Tuesday, February 9, 2016

I Know When That Hotline Bling...

Confession: all my life I have tried my best to avoid phone calls like the plague.

I don't know what it is, but I have never particularly enjoyed talking to people on the phone. I can't even tell you how many times I have let a friend's call ring through to voicemail then texted back a little while later claiming that I was "too busy" to talk. Then I got to college, and things started to change.

Last semester, while working on a documentary that took place in New Orleans, I had to quickly get over my fear of talking on the phone. I realized that if I want to be a documentary producer,  I need to pick up the phone and start making calls like my life (or at least my project) depended on it. I've always been fine with talking to people face to face, in fact I love building connections and learning people's stories, but I think making important phone calls is a skill set that needs to be learned.

I've spent courses in school where we learn how to conduct an interview, I've gone to workshops where we learn how to handle ourselves in a meeting or presentations, but that all changes a bit when you get on the phone. Why? Because body language has been eliminated from the equation. Can they hear me? Do they care? Am I talking too little? Too much? The answers to a lot of those questions can be solved by observing someone's body language, but on the phone you just can't tell.

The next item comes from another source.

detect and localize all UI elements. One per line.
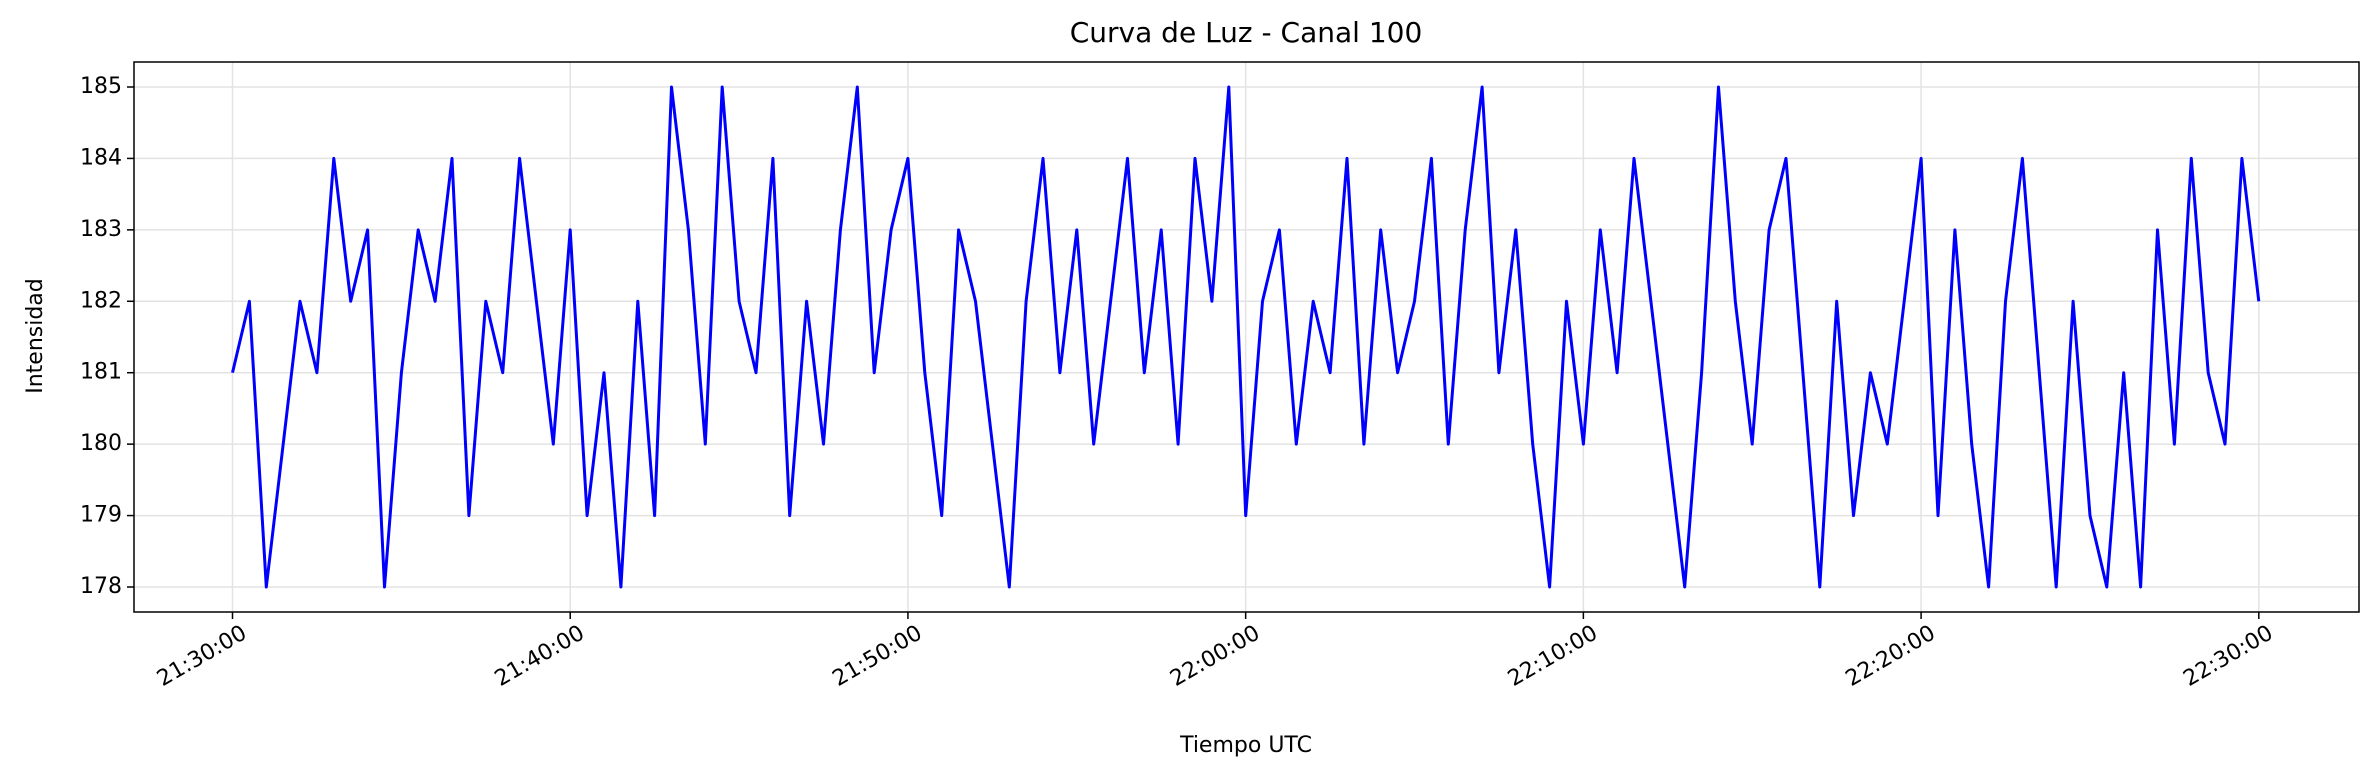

I'm starting to learn some techniques to feel people out in a phone conversation, but I still don't feel like a master yet. If given the option, I would choose face-to-face or email every time, but I'm getting there. Slowly but surely I'm learning to embrace calling people, but I just need to know one thing: do other people share this weird fear of phone conversations or am I the only one?

1 comment:

arturo said...

No one is the "only one" of anything, as you can imagine. I have a couple of ideas trying to get out; one is that, first of all, telephone is a rather young technology, just a blip of years away, my grandmother never had or used one, so she lived with what she had. For her generation, tele-phone was an invention as popular and later on needed for everyday interaction with others, no technology exists in isolation. After that I am sure some people did not like it or even saw the need for it.
Marshall McLuhan stated that the medium is the message and we either accept the message or not. Sometimes of course communication becomes an issue of life and death and we will resort to what is at hand or if not use smoke signals or rays of the sun with a mirror, or the sound of drums that travel long enough distances carried by the wind, and so forth.
I think that the computer, living under whatever shell you choose, today a "smartphone" tomorrow information delivered directly to our brain for whatever purpose the controllers of the message (the medium, remember?) desire. Young people born with this technology as the normal are trained to communicate in a manner more practical for the system to use. Time stamped text and geolocated video and geolocated pictures are better witnesses and more data friendly than audio, precisely because understanding the nuance of vibrations that contain meaning in the human/animal voice are harder to understand. Give it some time.